Tonight, it hit me that I too have become like those girls because I’m not like the other girls.
When we were in school and a little younger. When any girl said “I am not like the other girls,” we or I often saw it as a plea to be different. It took me a while to accept that not every girl would love “Pink,” some love “Green,” while some love “Black.”
Tonight, it hit me that I too have become like those girls because I’m not like the other girls.
I have met, interviewed, and wrote about some popular women, a few influencers, and artist —women who are bright and magnetic—and yet, I couldn’t relate.
It’s a realization that has come to me before, but tonight, it came differently. Every so often, I find myself in a room full of women and feel a quiet distance. Not out of judgment. Not out of superiority because whomst am I?
Just a soft awareness that we’re living different lives.
I used to wonder if something was wrong with me because of this.
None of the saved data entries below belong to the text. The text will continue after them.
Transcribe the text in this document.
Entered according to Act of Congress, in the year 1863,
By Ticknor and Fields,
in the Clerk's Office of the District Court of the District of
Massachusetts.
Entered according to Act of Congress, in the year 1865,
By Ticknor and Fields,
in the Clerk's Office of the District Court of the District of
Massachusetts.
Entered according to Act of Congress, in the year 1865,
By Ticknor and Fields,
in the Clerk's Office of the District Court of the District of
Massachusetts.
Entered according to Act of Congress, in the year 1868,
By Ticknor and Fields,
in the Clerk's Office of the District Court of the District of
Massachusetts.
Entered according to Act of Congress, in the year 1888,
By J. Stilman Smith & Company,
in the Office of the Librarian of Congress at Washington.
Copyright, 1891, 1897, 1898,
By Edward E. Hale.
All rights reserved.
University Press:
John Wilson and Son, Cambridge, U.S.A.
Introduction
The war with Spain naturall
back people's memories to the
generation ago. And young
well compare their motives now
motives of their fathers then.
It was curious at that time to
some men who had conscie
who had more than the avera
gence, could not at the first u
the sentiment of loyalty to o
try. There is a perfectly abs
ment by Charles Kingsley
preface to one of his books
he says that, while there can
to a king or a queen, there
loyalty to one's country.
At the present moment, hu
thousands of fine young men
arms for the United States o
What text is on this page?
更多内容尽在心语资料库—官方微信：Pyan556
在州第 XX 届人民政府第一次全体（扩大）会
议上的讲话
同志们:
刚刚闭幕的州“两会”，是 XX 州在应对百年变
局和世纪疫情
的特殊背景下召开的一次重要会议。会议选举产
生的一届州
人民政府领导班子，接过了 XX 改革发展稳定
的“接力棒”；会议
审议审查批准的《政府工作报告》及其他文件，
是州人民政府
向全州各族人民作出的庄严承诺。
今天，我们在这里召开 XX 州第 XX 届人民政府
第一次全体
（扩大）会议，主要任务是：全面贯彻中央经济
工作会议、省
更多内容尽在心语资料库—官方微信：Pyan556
Why couldn’t I just slip into the rhythm everyone else seemed to be dancing to? Why did I always feel half-invisible at events, half-distant even when conversations were warm? For a long time, it felt like a personal failure, some fundamental flaw in my ability to “connect” the way everyone else seemed to. I even studied if this was a developmental flaw.
But when I come here, I meet women who have lived, lost, tried again. Women who aren’t on their first chance at life. Women who aren’t obsessed with over-performing or performing at all.
Here, I meet the relaxed woman, the woman trying to relax, to take up space, loudly, boldly, even unashamedly.
I meet the woman who knows that becoming is her raw messy journey, not a brand.
On Pinterest, I see them too. Snapshots of women living fully, deeply, authentically. Although someone says authenticity is performance as well. Still, I make boards and whisper;
More of her.
More of me.
But in real life?
Sometimes it feels harder to find each other. Maybe because when we all converge — at brunches, at events, at chance meetings— many are still wearing masks, playing it safe, keeping things palatable, professional, perfect.
And maybe, there are also waiting to take off the mask when they feel safe enough to breathe or that’s their true selves.
Still I can’t help but notice that there is something different about women who have fought to become themselves rather than perform a version of themselves for approval. There is a softness in them, even when they are loud. There is a sensuality, a rootedness, a vibrancy that doesn’t require applause to be.
Women like me; Women cultivating their homes like sanctuaries. Women writing and living and loving in ways that are so imperfect but rich. Women taking up space not because they were handed permission slips, but because they decided they deserved to exist fully.
I am manifesting a life where I can live as sensually, boldly, and tenderly as the women I admire — not because it will look good on a feed, but because it will feel good in my body, my spirit.
I miss the conversations where someone talks about failing and not being ashamed. I miss the energy of women who had to learn how to laugh again and love it.
I used to think I needed to change to fit into these rooms. Be more polished. Be more ambitious in the right ways. Smile more tightly. Speak more carefully. Pretend I wanted what they wanted.
I love the woman who cries when something moves her, who isn’t afraid to say, “I don’t relate,” without shame. I love the woman who is building a life that feels good in private too as well as in public too.
You the woman reading this right now may know exactly what I’m talking about. Women who have felt out of place for a long time. Women who have looked around a room full of shiny and wondered, “Is there anyone here who actually feels like me?”
There are so many of us — the quietly radical, the soft warriors, the women who are becoming something too expansive to fit inside the neat boxes we are offered. And maybe we find each other less often in curated spaces because those spaces demand a kind of uniformity that erases the very real, messy, beautiful parts of us.
But we find each other here — in words. In long emails. In comment sections. In group chats. In quiet nods across the room when someone says something real. In Pinterest boards titled “Becoming” or “Home” or “Manifesting Abike 3.0”
Maybe the real gift is that we can recognize each other by our wounds, our healing, our journey, or by how alive we are. I am grateful for all because we may not be like others and that is not an accident. It is a quiet, beautiful, ongoing becoming. There’s a whole world of us,
Writing, living, breathing…
With love,
Winifred.
i'm not a woman. but i learnt something from this piece. thank you
First, this is beautifully written Wini and I’m proud to say I’m curating the life I want, not for the validation of anyone but to just be me and be happy about it.